その超能力が突然理解できたのはアレンを亡くした辛さを抱えたまま日常生活を送っていくために毎朝瞑想を繰り返していたある日のこと。 

その瞑想は呼吸とカラダの感覚をよく観察して集中した後に自分の一番喜びを感じられる情景や記憶を呼び起こし、その「喜び」をカラダ中に感じるという内容のインストラクションだった。

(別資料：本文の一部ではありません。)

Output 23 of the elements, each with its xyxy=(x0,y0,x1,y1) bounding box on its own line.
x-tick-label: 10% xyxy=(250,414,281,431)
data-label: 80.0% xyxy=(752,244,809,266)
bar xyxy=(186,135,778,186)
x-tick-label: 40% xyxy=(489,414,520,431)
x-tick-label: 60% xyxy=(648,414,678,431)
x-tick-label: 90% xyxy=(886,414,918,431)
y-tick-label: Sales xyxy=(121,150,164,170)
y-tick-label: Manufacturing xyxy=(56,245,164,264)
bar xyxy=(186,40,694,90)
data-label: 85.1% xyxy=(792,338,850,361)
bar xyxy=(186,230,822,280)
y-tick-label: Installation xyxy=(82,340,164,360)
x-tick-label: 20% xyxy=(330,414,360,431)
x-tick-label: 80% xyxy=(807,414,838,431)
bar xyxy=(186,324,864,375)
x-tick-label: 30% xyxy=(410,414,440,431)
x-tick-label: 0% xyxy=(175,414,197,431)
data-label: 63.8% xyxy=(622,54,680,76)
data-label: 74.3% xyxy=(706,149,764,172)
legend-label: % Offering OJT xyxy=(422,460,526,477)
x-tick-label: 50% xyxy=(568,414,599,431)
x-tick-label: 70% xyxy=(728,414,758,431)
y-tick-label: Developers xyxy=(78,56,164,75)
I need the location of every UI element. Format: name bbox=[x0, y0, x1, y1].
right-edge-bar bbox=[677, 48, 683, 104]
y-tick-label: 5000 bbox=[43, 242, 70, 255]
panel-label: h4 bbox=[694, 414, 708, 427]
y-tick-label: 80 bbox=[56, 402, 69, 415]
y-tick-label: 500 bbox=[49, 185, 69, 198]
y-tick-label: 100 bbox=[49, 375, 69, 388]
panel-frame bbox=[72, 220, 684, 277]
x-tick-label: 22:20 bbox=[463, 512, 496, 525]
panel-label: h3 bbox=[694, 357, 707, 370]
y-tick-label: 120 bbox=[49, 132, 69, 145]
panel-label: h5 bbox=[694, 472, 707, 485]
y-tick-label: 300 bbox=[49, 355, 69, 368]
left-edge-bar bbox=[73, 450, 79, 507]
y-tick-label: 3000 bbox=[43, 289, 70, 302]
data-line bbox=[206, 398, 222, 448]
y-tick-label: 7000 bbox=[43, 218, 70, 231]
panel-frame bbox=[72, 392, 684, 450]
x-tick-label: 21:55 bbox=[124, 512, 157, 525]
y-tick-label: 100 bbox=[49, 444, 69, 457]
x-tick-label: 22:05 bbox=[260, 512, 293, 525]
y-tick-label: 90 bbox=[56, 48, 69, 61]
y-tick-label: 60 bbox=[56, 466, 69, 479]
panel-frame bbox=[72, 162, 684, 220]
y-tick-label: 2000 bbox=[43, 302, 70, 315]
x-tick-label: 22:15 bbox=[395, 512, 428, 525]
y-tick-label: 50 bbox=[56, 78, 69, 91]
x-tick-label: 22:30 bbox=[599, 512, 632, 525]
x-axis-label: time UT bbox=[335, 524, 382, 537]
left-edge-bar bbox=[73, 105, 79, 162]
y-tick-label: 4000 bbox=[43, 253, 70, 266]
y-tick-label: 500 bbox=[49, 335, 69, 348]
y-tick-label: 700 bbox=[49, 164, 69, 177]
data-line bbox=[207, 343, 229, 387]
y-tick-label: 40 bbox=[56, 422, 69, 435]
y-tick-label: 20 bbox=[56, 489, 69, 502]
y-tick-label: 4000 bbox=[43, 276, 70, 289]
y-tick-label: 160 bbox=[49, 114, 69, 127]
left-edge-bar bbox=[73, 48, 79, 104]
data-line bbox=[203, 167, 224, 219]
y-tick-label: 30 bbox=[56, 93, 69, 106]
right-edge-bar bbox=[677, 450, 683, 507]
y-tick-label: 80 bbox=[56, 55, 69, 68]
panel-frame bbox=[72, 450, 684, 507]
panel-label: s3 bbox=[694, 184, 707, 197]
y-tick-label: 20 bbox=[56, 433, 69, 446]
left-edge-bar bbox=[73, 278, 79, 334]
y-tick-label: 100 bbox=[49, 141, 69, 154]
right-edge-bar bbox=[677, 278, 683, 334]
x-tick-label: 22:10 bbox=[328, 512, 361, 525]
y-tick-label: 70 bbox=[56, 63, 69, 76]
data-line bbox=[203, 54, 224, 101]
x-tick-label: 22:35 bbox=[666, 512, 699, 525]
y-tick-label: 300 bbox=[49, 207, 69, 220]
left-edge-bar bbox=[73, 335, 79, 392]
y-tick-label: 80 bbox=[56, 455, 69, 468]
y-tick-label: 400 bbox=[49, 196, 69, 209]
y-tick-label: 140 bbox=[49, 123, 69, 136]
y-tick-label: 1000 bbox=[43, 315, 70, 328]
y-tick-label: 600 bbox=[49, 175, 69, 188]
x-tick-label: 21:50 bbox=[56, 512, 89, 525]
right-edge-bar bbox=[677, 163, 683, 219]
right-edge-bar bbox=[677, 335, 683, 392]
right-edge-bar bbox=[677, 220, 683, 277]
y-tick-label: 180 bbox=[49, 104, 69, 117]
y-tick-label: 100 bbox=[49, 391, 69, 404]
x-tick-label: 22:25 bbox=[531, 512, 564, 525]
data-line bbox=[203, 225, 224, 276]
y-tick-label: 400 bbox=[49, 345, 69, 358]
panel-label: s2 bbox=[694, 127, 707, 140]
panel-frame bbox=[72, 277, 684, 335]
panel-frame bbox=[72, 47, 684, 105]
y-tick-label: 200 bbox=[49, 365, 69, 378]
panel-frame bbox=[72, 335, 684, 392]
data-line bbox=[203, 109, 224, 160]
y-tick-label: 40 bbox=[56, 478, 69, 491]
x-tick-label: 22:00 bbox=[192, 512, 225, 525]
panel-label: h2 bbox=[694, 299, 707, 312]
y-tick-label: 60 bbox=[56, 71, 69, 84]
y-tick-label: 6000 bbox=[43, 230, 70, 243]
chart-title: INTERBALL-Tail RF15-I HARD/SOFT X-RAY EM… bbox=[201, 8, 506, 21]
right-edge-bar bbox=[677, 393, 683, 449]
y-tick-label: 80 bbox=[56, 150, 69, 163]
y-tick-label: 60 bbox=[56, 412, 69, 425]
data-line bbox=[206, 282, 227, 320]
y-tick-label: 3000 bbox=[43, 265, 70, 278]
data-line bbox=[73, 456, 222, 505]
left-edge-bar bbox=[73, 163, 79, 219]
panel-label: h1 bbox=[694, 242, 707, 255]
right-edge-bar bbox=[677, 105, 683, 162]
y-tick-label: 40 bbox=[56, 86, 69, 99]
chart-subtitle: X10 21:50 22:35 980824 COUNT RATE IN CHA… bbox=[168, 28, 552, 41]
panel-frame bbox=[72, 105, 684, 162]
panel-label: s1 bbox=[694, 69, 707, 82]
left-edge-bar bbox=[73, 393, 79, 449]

私は雑念を取り除いて空っぽになったカラダと頭と心で「喜び」の感覚を再現しようとした。 

その時に私のカラダと心に飛び込んできたのはあの写真のアレンだった。何度も一緒に歩いた美しいスコットランドの山々。その冷んやりと清々しい空気、木々や草の甘い匂い、目に映る果てしない山々と水と空。

その感覚がありありと蘇って私自身があの写真の中で子供のように幸せに笑っているアレンそのものになってしまったのだ。 

時空を超越して私はアレンそのものだった。彼の身体はもう地上のどこにも存在しないはずなのに私の細胞の中に存在して生きて笑って喜びで心臓を脈打たせている。 

ヨガスートラの超能力は決してインチキでも眉唾でもなかった。
愛する人にいつでも会える、生死を超えて。 

寡黙に悲しみに耐えている夫に教えてあげたかったのだが
休日のたびにバイクに乗って山道を独りで走り回っている彼はもしかしたらもう知っているのかも知れない。

緑の中を駆け抜けている時、彼もアレンそのものなのかも知れない。